Joey quickly moved his king. “Then what?” he asked innocently.

“Ah, some Pommy Red Cross officer asked me where the Japs were that I’d taken swimming. I said they swam away. He laughed and said they would be back when they were hungry. Ha, ha.”

“Why did they swim away, Mr Kelly? Did they escape, or what?”

“Nah,” said Pop Kelly. “I wasn’t too keen on the Japs, son, so I machine gunned the bastards in the surf. Ha, ha, ha. I’d killed Jap POWs before. Shit, we all did. Why feed the monkeys? Cheaper to shoot ’em.” He laughed again. “Shit, I’d taken so many Japs swimming and returned without ’em they used to call me the swimming instructor.”

“So how come they tried to court martial you this time, Mr Kelly?” asked Joey.

“Well,” smiled old Keith, “it might have been because the bloody war had been over for three weeks.”

“So what happened?” asked young Joey, amazed.

“It’s like this, son,” said the old man. “War crimes are never committed by the winners of any war, only the losers. Red Robby had the whinging Pommy Red Cross bloke transferred to shit creek and promptly lost the paper work. And, as a reward, I got sent on the Cook’s tour of Japan with the 34th Brigade on a Yank ship called the
Taos Victory
with 1100 other men, all part of the BCOF Jap holiday unit.

“We landed in Kure on the 16th of January, 1946. I spoke Japanese so I went into signals as an exchange operator, then I got picked to do the SDS run to Tokyo. Even met MacArthur several times.”

Joey made one more move, then heard Mr Kelly say the fatal words as he counter moved. “Check mate.”

Joey sat back and thought to himself, “the bloody swimming instructor.

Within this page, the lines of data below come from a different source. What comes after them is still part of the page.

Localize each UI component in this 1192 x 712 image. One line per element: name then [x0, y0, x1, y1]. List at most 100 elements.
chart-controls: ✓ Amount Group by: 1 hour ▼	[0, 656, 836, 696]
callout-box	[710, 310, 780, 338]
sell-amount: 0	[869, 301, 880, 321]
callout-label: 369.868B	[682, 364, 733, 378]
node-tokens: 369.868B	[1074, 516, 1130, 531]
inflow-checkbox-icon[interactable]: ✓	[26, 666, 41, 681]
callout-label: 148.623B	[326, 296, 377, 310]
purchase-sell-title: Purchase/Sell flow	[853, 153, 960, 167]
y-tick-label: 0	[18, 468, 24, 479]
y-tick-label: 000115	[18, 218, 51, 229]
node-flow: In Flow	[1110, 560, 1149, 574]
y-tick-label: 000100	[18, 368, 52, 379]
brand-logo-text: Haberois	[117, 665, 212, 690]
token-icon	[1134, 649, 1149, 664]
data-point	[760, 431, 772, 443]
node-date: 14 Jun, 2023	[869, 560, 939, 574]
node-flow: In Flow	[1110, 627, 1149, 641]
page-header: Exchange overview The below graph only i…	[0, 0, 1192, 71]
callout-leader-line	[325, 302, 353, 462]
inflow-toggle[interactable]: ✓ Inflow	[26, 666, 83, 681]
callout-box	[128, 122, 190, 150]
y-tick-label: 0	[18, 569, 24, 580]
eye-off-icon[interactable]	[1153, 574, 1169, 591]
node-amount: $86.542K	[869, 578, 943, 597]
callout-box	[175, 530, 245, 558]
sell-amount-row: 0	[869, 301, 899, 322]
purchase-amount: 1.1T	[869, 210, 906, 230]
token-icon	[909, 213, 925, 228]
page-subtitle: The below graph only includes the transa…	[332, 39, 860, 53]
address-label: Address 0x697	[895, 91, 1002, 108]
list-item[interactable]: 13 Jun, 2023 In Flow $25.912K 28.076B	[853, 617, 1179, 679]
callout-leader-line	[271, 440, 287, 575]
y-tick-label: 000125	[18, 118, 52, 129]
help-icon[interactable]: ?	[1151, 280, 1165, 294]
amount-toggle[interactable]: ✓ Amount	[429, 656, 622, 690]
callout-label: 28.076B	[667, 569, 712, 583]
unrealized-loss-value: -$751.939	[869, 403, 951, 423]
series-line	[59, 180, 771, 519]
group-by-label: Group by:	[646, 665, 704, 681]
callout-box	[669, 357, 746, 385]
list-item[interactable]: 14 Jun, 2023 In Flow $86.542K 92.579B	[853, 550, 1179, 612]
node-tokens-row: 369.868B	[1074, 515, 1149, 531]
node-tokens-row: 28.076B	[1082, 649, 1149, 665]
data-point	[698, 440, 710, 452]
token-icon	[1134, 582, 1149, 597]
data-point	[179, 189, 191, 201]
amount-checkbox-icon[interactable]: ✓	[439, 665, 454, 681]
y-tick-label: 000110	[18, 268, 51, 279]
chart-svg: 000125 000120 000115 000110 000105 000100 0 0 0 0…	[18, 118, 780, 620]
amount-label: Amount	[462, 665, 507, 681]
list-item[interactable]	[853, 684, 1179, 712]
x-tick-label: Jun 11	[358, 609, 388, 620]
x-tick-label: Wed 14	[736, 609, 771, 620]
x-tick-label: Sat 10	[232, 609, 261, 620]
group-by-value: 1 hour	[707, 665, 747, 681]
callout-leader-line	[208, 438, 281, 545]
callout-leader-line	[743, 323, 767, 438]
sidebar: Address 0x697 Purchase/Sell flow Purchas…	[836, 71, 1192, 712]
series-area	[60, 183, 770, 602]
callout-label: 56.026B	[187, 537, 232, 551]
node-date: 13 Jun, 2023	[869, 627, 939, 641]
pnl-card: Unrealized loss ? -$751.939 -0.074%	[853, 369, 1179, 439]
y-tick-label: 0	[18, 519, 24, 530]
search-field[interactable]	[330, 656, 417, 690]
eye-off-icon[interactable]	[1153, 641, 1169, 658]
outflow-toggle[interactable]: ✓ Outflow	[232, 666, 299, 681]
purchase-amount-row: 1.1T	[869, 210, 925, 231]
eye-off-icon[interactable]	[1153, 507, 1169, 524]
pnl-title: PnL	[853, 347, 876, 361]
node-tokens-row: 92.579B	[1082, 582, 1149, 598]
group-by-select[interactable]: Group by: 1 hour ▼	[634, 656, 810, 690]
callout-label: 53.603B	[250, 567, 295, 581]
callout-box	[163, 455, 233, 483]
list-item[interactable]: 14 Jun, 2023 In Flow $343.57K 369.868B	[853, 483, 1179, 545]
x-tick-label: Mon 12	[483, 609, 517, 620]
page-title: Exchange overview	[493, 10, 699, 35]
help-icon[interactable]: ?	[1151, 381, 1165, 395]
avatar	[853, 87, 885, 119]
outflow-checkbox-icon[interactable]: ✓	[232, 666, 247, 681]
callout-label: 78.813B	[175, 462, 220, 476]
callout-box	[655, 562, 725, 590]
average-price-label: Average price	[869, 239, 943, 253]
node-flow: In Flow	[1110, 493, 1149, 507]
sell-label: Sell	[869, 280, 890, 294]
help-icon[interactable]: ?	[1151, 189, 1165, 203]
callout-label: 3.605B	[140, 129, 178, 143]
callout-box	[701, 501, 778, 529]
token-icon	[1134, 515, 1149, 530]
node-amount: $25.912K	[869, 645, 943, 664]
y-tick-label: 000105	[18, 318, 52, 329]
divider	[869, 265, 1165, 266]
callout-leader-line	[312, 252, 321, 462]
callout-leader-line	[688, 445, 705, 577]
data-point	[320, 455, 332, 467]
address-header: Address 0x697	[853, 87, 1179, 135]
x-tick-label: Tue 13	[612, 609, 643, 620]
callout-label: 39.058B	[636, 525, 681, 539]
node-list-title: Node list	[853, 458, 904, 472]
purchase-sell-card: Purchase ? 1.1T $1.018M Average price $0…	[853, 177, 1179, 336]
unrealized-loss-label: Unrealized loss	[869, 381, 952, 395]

Some of these old diggers have seen more cold-blooded murder than all the gangsters in all the world ever see.”

He turned to the old man and kept up the conversation. “Any trouble in Japan, Mr Kelly?”

“Only after curfew, son,” said Pop with a smile. “Only after curfew. Ha ha.”

Joey looked down at the chess board and changed the subject.

“The more I attack, the more you win, Mr Kelly. How come? What sort of tactic is that you keep pulling on me?”

“Well Joey, your own people invented it.”

“My people,” said Joey, his jaw dropping. “How’s that?”

“Yeah,” said Pop. “It’s the art of defence; the art of winning in the face of attack. There are various variations of the tactic, but basically it’s the art of defence by using the other fellow’s attack against himself.”

“What’s it called, Mr Kelly?”

“The Sicilian Defence, son. It’s called the Sicilian Defence.”